Выбрать главу

Рисхеэль, как и я, отныне оставалась бездыханной нежитью, сменив благородные печали на уродливую скорбь. И мы больше не были частью одного безумия, мы теперь болели каждая своим, хотя и с абсолютно схожими симптомами. Рисхеэль больше не реагировала на меня, не доверяла мне своих сожалений, окончательно погрузившись в бесформенное, холодное, как могильная плита, забытье.

А я… Да что я? За время своего многодневного траура я исчерпала себя полностью и безусловно. Иссушаемое скорбью, тоской, осуждением мое сердце было постепенно обескровлено, отчего вскоре за этим и мое тело лишилось живительной силы. Физически я едва справлялась с расстояниями в несколько десятков шагов и не была способна держать в руке ничего тяжелее свитка бумаги. Мое траурное платье повисло на мне черным бесформенным саваном, в котором я и намеревалась отправиться в могилу. Сущее убожество.

Казалось, даже в моей тени было больше жизни, чем во мне самой. Меня всегда бил озноб, а руки и вовсе потеряли чувствительность из-за отсутствия внутри даже искорки тепла. Эти симптомы напомнили мне о дне в подземелье, когда Шеограт призвал мою душу в царство Тьмы, завладев ее частицей. Вот и теперь моя душа, мое внутреннее пламя покинуло меня, и больше ничего не осталось. Ха-а-а… если бы существовала единица измерения пустоты, то ее непременно следовало бы назвать моим именем.

Так все и было, но лишь до тех пор, пока не явила мне себя магия Кхаана. Если сломить меня и сделать живым призраком, мечтающим о скорейшей смерти, было чьим-то маниакальным планом, то следовало исполнять его с большей прилежностью, особенно когда я всецело разделяла этот замысел. А теперь у меня свои планы, теперь с пустотой меня больше ничего не связывает: ни имя, ни участь.

Вот наконец-то мой разум и чист, чтобы понять простую истину, данную мне с самого рождения: нет у меня врагов — враг у меня есть лишь один, и это моя судьба. Спустя столько лет мы встретились лицом к лицу, и, хвала справедливости, ей больше не за чьей спиной спрятаться от меня. Все ее тайны разгаданы, все мои карты биты — разве не прекрасный повод для нашего первого честного последнего сражения?
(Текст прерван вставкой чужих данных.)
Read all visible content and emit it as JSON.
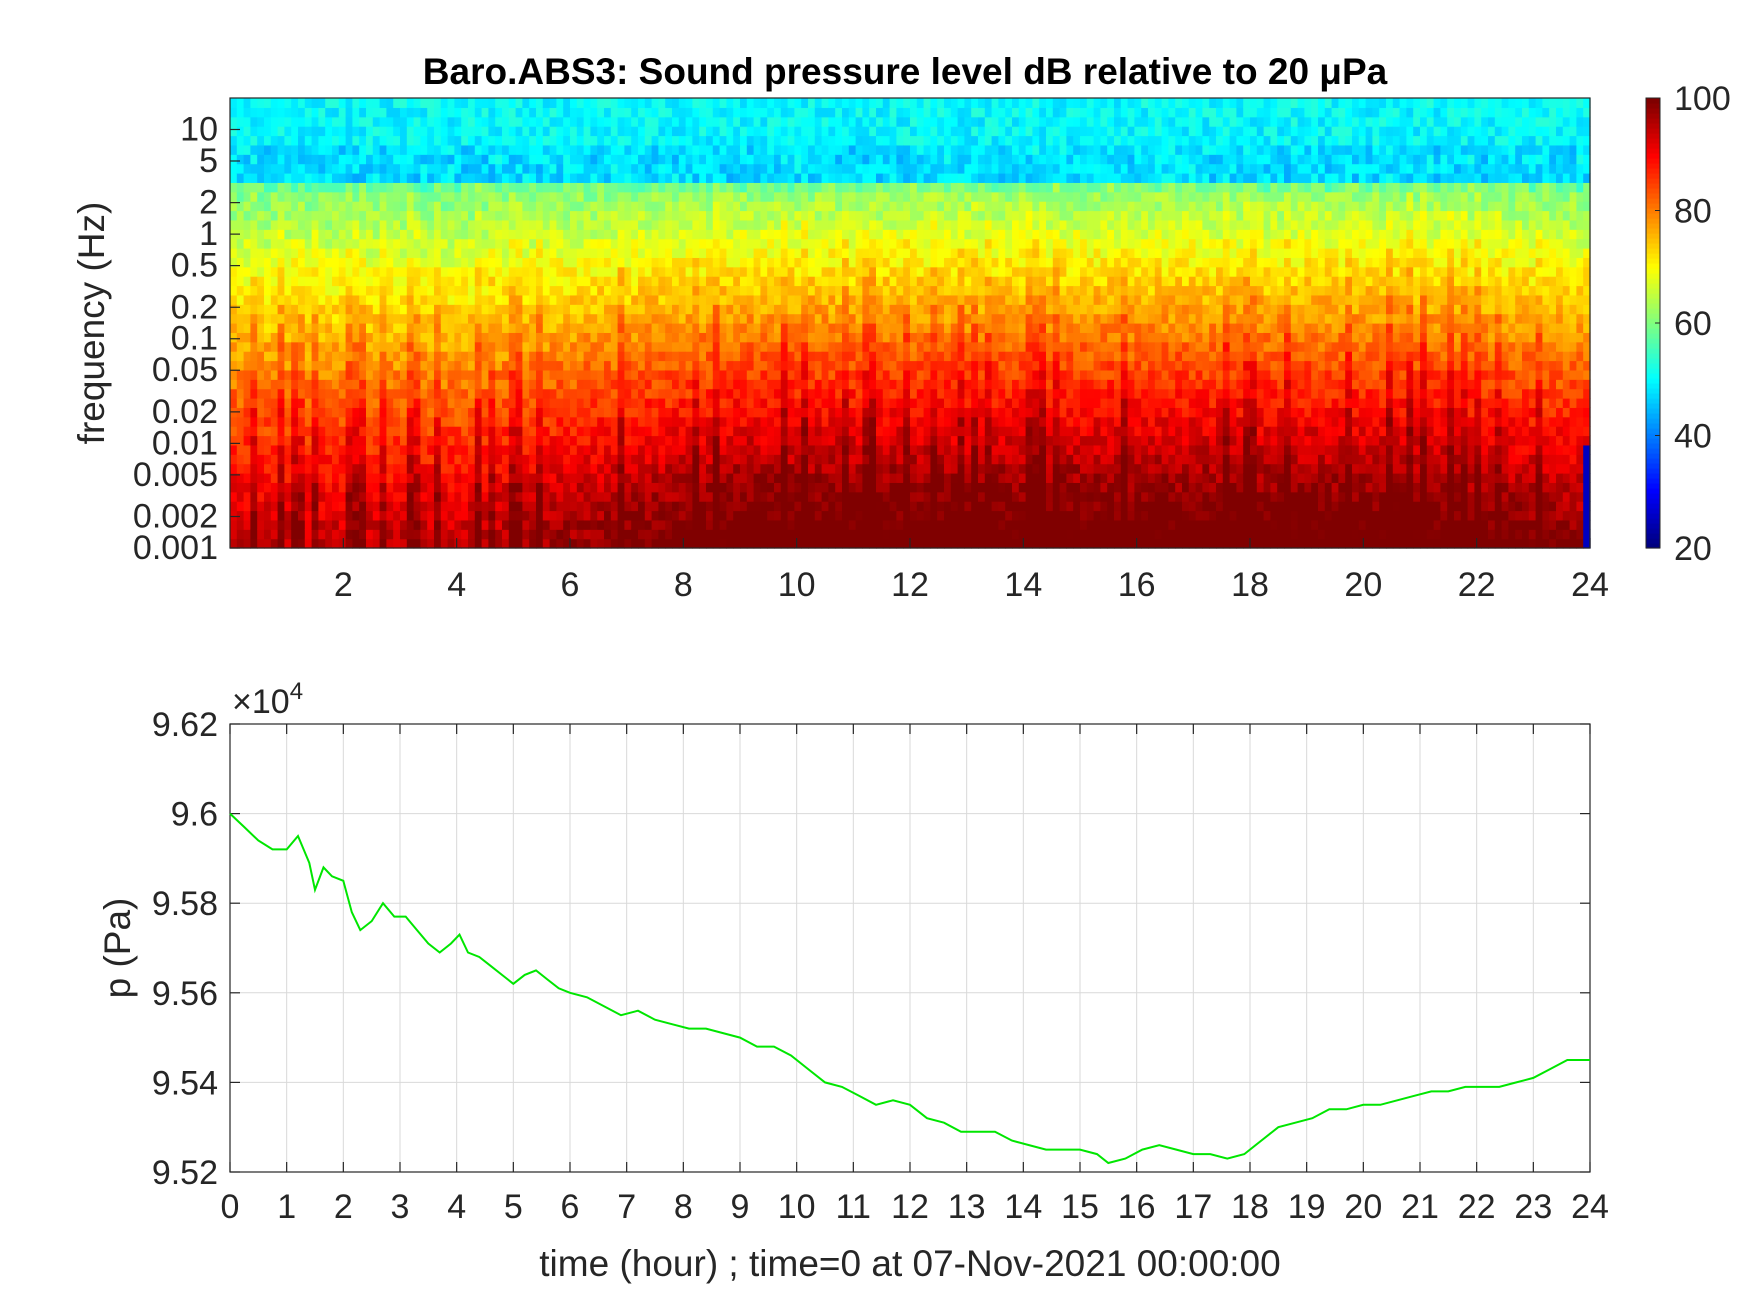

Я сидела на троне моего великого супруга ледяным изваянием, без единого помысла полноправно этим троном владеть. Очередная бессонная ночь отличалась от всех своих предшественниц хотя бы тем, что не пила мою кровь, жадно вцепившись в горло: до отвратительно позорных гематом, растекшихся лиловыми сетками, до омерзительного бульканья и клокотания, доносящихся из глубоких прокусов. Холодная выдержка и взвешенное, окрепшее желание сшибиться на копьях с судьбой в последний раз, где ставкой с обеих сторон будет абсолютное и непреложное все. Каждая из нас, после той яростной схватки, безропотно отдаст победительнице себя. Когда завершающий удар попадет точно в цель, одна из нас неминуемо примет поражение, склонившись перед сильнейшей до земли.

Вокруг меня собрались самые преданные мне люди, самые верные мои союзники и, пожалуй, самые отчаянные мои друзья. Все Дхе-Фортис, отправленные мной в провинции, успели вернуться назад, пока я сама познавала границы вдовьего горя. Монах, узнав обо всем, мчался ко мне так быстро, будто сами дьяволы хлестали плетьми его загнанную еще в начале пути кобылу. И, наконец, мой молчаливый на осуждения, но красноречивый в своей безусловной верности генерал Ян, как и всегда, находился совсем близко. В любую секунду он был готов облегчить каждое мое действие, движение, что с ослабшим до предела телом в одиночку давались мне слишком тяжело.

Не обращая внимания на цепенящий конечности холод, на ставшее обыденностью головокружение, я смотрела перед собой, туда, где вот-вот должен был появиться человек, покорно исполняющий приказы моей судьбы. Сейчас мне предстояли очень важные переговоры, в которых проиграть я не могла ни при каких обстоятельствах. Ах… у меня было столько времени на отчаяние, и потому у меня теперь нет ни секунды на сомнения…

Когда Хейнин вошел в тронный зал, Монаха аж затрясло. Его скулы ходили под сумасшедшим сжатием челюстей, а из закрытого рта донесся вполне отчетливый бесконтрольный скрежет. Знаю, что Седжалу сейчас стоило титанических усилий, чтобы не пустить в ход весь свой праведный гнев, которому он со всей благоговейностью приносил клятву верности с того самого дня, как умерла Нантара. Ненависть — очень страшное чувство, ненависть, жившая в человеке десятилетиями, одной аурой способна покалечить.